On connaît pourtant les risques des pièces trop didactiques ou trop militantes, et c'est les yeux grands ouverts que le livret d'Aliados tente de creuser le sillon brechtien. Du point de vue dramaturgique, plusieurs éléments l'éloignent de la pièce à thèse en complexifiant le dispositif. « D'abord le corps. Non. D'abord le lieu. Non. D'abord les deux » : l'invocation lancinante de cette phrase de Samuel Beckett tirée de Cap au pire, un texte au titre parfait pour cette histoire, est là pour dire la difficulté de stabiliser les hiérarchies entre les personnes et les espaces. Dans un sens comparable vont les personnages de l'aide de camp et l'infirmière, qui, non contents d'assister physiquement les deux vieillards, sont aussi les opérateurs de leurs mémoires défaillantes. C'est en effet autour de la mémoire et de l'oubli que se joue leur destin personnel et historique, sous la forme d'un paradoxe du genre Catch-22 bien connu depuis la Guerre du Vietnam.
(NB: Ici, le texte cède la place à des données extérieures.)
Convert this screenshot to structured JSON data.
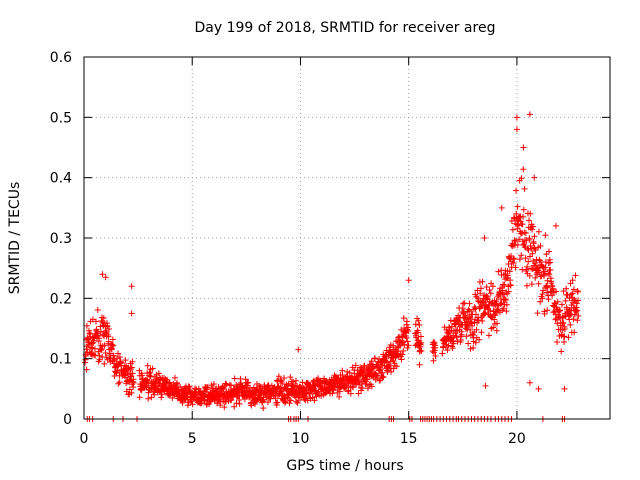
{
  "chart_data": {
    "type": "scatter",
    "title": "Day 199 of 2018, SRMTID for receiver areg",
    "xlabel": "GPS time / hours",
    "ylabel": "SRMTID / TECUs",
    "xlim": [
      0,
      24.3
    ],
    "ylim": [
      0,
      0.6
    ],
    "x_ticks": [
      0,
      5,
      10,
      15,
      20
    ],
    "x_tick_labels": [
      "0",
      "5",
      "10",
      "15",
      "20"
    ],
    "y_ticks": [
      0,
      0.1,
      0.2,
      0.3,
      0.4,
      0.5,
      0.6
    ],
    "y_tick_labels": [
      "0",
      "0.1",
      "0.2",
      "0.3",
      "0.4",
      "0.5",
      "0.6"
    ],
    "grid": true,
    "marker": "plus",
    "color": "#ff0000",
    "profile_description": "Approximate envelope of the point cloud (hour, typical SRMTID, spread)",
    "profile": [
      [
        0.0,
        0.12,
        0.05
      ],
      [
        0.5,
        0.13,
        0.05
      ],
      [
        1.0,
        0.14,
        0.07
      ],
      [
        1.5,
        0.09,
        0.04
      ],
      [
        2.0,
        0.07,
        0.04
      ],
      [
        2.5,
        0.06,
        0.03
      ],
      [
        3.0,
        0.06,
        0.03
      ],
      [
        4.0,
        0.05,
        0.025
      ],
      [
        5.0,
        0.04,
        0.025
      ],
      [
        6.0,
        0.04,
        0.025
      ],
      [
        7.0,
        0.045,
        0.03
      ],
      [
        8.0,
        0.04,
        0.025
      ],
      [
        9.0,
        0.045,
        0.03
      ],
      [
        10.0,
        0.045,
        0.025
      ],
      [
        11.0,
        0.055,
        0.025
      ],
      [
        12.0,
        0.06,
        0.03
      ],
      [
        13.0,
        0.07,
        0.03
      ],
      [
        14.0,
        0.09,
        0.035
      ],
      [
        14.5,
        0.11,
        0.04
      ],
      [
        15.0,
        0.15,
        0.05
      ],
      [
        16.0,
        0.11,
        0.03
      ],
      [
        17.0,
        0.14,
        0.04
      ],
      [
        17.5,
        0.17,
        0.05
      ],
      [
        18.0,
        0.16,
        0.06
      ],
      [
        18.5,
        0.2,
        0.07
      ],
      [
        19.0,
        0.18,
        0.06
      ],
      [
        19.5,
        0.22,
        0.08
      ],
      [
        20.0,
        0.33,
        0.1
      ],
      [
        20.5,
        0.3,
        0.12
      ],
      [
        21.0,
        0.24,
        0.1
      ],
      [
        21.5,
        0.22,
        0.08
      ],
      [
        22.0,
        0.15,
        0.06
      ],
      [
        22.5,
        0.19,
        0.06
      ]
    ],
    "gaps": [
      [
        2.3,
        2.55
      ],
      [
        15.0,
        15.3
      ],
      [
        15.6,
        16.1
      ],
      [
        16.25,
        16.55
      ],
      [
        22.85,
        24.3
      ]
    ],
    "outliers": [
      [
        0.85,
        0.24
      ],
      [
        1.0,
        0.235
      ],
      [
        2.2,
        0.22
      ],
      [
        2.2,
        0.175
      ],
      [
        9.9,
        0.115
      ],
      [
        15.0,
        0.23
      ],
      [
        15.5,
        0.09
      ],
      [
        18.5,
        0.3
      ],
      [
        18.55,
        0.055
      ],
      [
        19.3,
        0.35
      ],
      [
        20.0,
        0.5
      ],
      [
        20.0,
        0.48
      ],
      [
        20.6,
        0.505
      ],
      [
        20.3,
        0.45
      ],
      [
        20.8,
        0.4
      ],
      [
        21.0,
        0.05
      ],
      [
        21.8,
        0.32
      ],
      [
        22.2,
        0.05
      ],
      [
        20.6,
        0.06
      ]
    ],
    "zero_points_x": [
      0.15,
      0.25,
      0.4,
      1.35,
      1.8,
      2.45,
      9.45,
      9.55,
      9.7,
      9.8,
      9.9,
      10.35,
      14.1,
      14.2,
      14.3,
      15.05,
      15.15,
      15.55,
      15.65,
      15.75,
      15.85,
      15.95,
      16.05,
      16.15,
      16.3,
      16.45,
      16.6,
      16.75,
      16.9,
      17.05,
      17.2,
      17.3,
      17.45,
      17.6,
      17.75,
      17.9,
      18.05,
      18.2,
      18.35,
      18.5,
      18.65,
      18.8,
      19.0,
      19.15,
      19.3,
      19.45,
      19.6,
      19.75,
      21.2,
      22.1,
      22.2
    ]
  }
}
Le personnage de Thatcher doit conserver la mémoire pour servir de modèle à la statue qui perpétua son image, quitte à ce que l'impossibilité d'oublier le Belgrano menace de lui faire perdre l'esprit. Pinochet doit paraître fou pour que les médecins du tribunal le laissent rentrer chez lui, calcul cynique qu'il doit mener lucide alors même qu'il est vraiment en train de perdre la tête. Les manipulations de ces états mentaux par l'infirmière et l'aide de camp sont comparables au comportement ambigu des gouvernements chilien et britannique face à ces deux figures controversées. Les corps des deux jeunes gens qui s'unissent dans un tango fugace sont ainsi comme des allégories de l'État, dont la puissance se focaliserait tout à coup sur un fauteuil roulant et une tasse de thé.
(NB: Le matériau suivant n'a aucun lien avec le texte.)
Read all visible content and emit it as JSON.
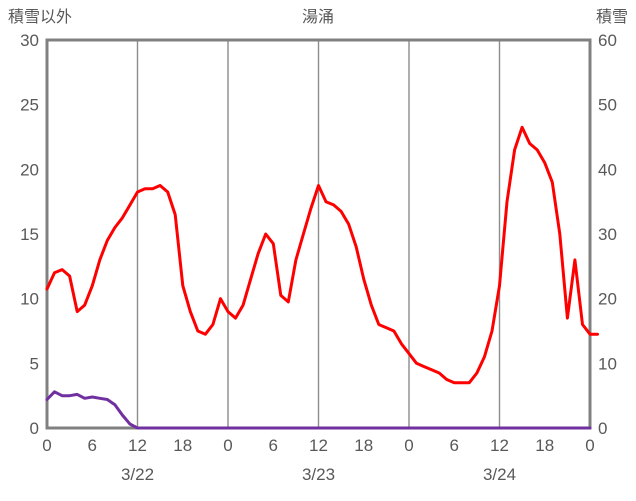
{
  "header": {
    "left_axis_title": "積雪以外",
    "chart_title": "湯涌",
    "right_axis_title": "積雪"
  },
  "chart_data": {
    "type": "line",
    "title": "湯涌",
    "left_axis_label": "積雪以外",
    "right_axis_label": "積雪",
    "x_total_hours": 72,
    "left_ylim": [
      0,
      30
    ],
    "right_ylim": [
      0,
      60
    ],
    "left_ticks": [
      0,
      5,
      10,
      15,
      20,
      25,
      30
    ],
    "right_ticks": [
      0,
      10,
      20,
      30,
      40,
      50,
      60
    ],
    "x_ticks": [
      {
        "hour": 0,
        "label": "0"
      },
      {
        "hour": 6,
        "label": "6"
      },
      {
        "hour": 12,
        "label": "12"
      },
      {
        "hour": 18,
        "label": "18"
      },
      {
        "hour": 24,
        "label": "0"
      },
      {
        "hour": 30,
        "label": "6"
      },
      {
        "hour": 36,
        "label": "12"
      },
      {
        "hour": 42,
        "label": "18"
      },
      {
        "hour": 48,
        "label": "0"
      },
      {
        "hour": 54,
        "label": "6"
      },
      {
        "hour": 60,
        "label": "12"
      },
      {
        "hour": 66,
        "label": "18"
      },
      {
        "hour": 72,
        "label": "0"
      }
    ],
    "date_labels": [
      {
        "hour": 12,
        "label": "3/22"
      },
      {
        "hour": 36,
        "label": "3/23"
      },
      {
        "hour": 60,
        "label": "3/24"
      }
    ],
    "grid_hours": [
      12,
      24,
      36,
      48,
      60
    ],
    "colors": {
      "frame": "#808080",
      "grid": "#8c8c8c",
      "text": "#595959",
      "snow_line": "#ff0000",
      "other_line": "#7030a0"
    },
    "series": [
      {
        "name": "sekisetsu",
        "label": "積雪",
        "axis": "right",
        "color": "#ff0000",
        "values": [
          21.5,
          24,
          24.5,
          23.5,
          18,
          19,
          22,
          26,
          29,
          31,
          32.5,
          34.5,
          36.5,
          37,
          37,
          37.5,
          36.5,
          33,
          22,
          18,
          15,
          14.5,
          16,
          20,
          18,
          17,
          19,
          23,
          27,
          30,
          28.5,
          20.5,
          19.5,
          26,
          30,
          34,
          37.5,
          35,
          34.5,
          33.5,
          31.5,
          28,
          23,
          19,
          16,
          15.5,
          15,
          13,
          11.5,
          10,
          9.5,
          9,
          8.5,
          7.5,
          7,
          7,
          7,
          8.5,
          11,
          15,
          22,
          35,
          43,
          46.5,
          44,
          43,
          41,
          38,
          30,
          17,
          26,
          16,
          14.5,
          14.5
        ]
      },
      {
        "name": "sekisetsu-igai",
        "label": "積雪以外",
        "axis": "left",
        "color": "#7030a0",
        "values": [
          2.2,
          2.8,
          2.5,
          2.5,
          2.6,
          2.3,
          2.4,
          2.3,
          2.2,
          1.8,
          1.0,
          0.3,
          0,
          0,
          0,
          0,
          0,
          0,
          0,
          0,
          0,
          0,
          0,
          0,
          0,
          0,
          0,
          0,
          0,
          0,
          0,
          0,
          0,
          0,
          0,
          0,
          0,
          0,
          0,
          0,
          0,
          0,
          0,
          0,
          0,
          0,
          0,
          0,
          0,
          0,
          0,
          0,
          0,
          0,
          0,
          0,
          0,
          0,
          0,
          0,
          0,
          0,
          0,
          0,
          0,
          0,
          0,
          0,
          0,
          0,
          0,
          0,
          0
        ]
      }
    ]
  }
}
Dans l'univers fictionnel d'Aliados se croisent pour ainsi dire à angle droit le présent de Thatcher et Pinochet en 1999 et leur passé commun d'alors, celui de leur temps au pouvoir jusqu'en 1982, qui fut aussi le dernier temps de tous les hommes tombés sur la scène du Théâtre des Opérations de l'Atlantique Sud, comme l'appelait le jargon militaire de l'époque. Soit deux moments de la fin de ce XXe siècle qui aujourd'hui commence à s'estomper dans nos mémoires, voire qui bascule tout entier hors du champ mémoriel des plus jeunes. Deux chansons citées dans le texte servent en sourdine de marqueurs temporels additionnels, The Way You Look Tonight, le standard de Jerome Kern de 1937 par lequel l'infirmière rappelle sa jeunesse à Margaret Thatcher, et Yo pisaré las calles nuevamente, que Pablo Milanés dédia à la mémoire de Salvador Allende après le coup d'État du 11 septembre 1973, et qu'Augusto Pinochet détourne pour annoncer son retour triomphal à Santiago. Voilà pour les principaux repères inscrits dans ce livret bilingue, qui fait de l'incapacité des deux protagonistes à se comprendre directement en temps réel une source supplémentaire de distorsions rythmiques, existentielles et politiques.